"There was a hand in the darkness and it held a knife."
Neil Gaiman’s The Graveyard Book has had its movie adaptation put on hold. Neil Jordan of Interview with the Vampire fame had written a screenplay and planned on directing, but the financing was coming from Miramax which got stripped down for parts last year.
The Graveyard Book is a full length children’s book in the vein of Coraline, i.e. it’s a dark, hilarious, and illustrated throwback to good old German fairy tales where children die and bad things don’t necessarily stay dead. Ah nineteenth-century Germany, where the children’s stories were so fucked up that the kids thought growing up to be fascist meant being the good guy.
Gaiman had a hell of a 2009, as he relates in an interview with the LA Times: “I had a really strange year. I was leading up to the writing of an Anansi Boys screenplay, which begins with an incredibly funny sequence where the protagonist’s father keels over from a surprise heart attack. And as I was doing that my father keeled over and died of a surprise heart attack. It’s not terribly funny though, is it?”
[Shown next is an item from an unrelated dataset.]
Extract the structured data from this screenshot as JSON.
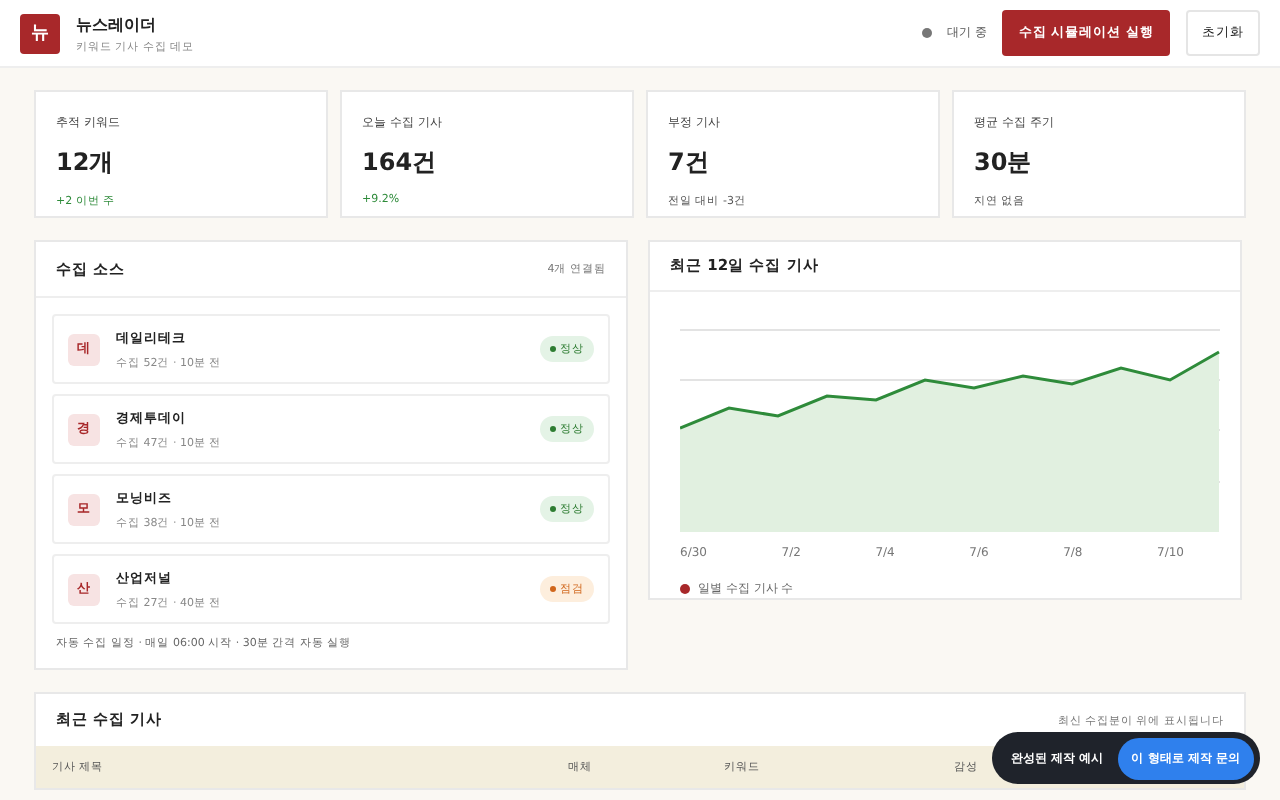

There’s a tendency to see artists and writers as sorts of little gods, dancing through lives charmed by money or fame or the gift for making beauty out of thin air. Tabloids make their daily pence on blowing holes in that myth for some celebrities, flash bulbs popping and cameras clicking to show stark the tawdriness underneath the veneers. Writers avoid a lot of that, if only because as a breed their own darkness and perversions tend to be behind closed doors in dark rooms rather than at clubs and in the backseats of limos. But there’s another hidden show behind the curtain too, not just the gross underbelly that lets us see that the famous are just as perverse and dark as us, but the common sufferings that let us see that they carry the same chains as us too. It’s not as lurid, not as secretly exciting, but it doesn’t matter if you’re president, pope, prophet, prole or patrician, the death of a father is the sort of sucker punch that is universally human.
In any case, while the financing is dead on the Graveyard Book film project, this might keep you sated for a while, if darkly handsome British writers reading their own works whilst wearing all black and a leather jacket does something for you. Just remember, Amanda Palmer has claimed him.
On Gaiman’s website you can watch a series of book readings done by Gaiman during his book tour for The Graveyard Book. Each video is a chapter of the book read aloud, giving you a sort of audio book in the browser experience.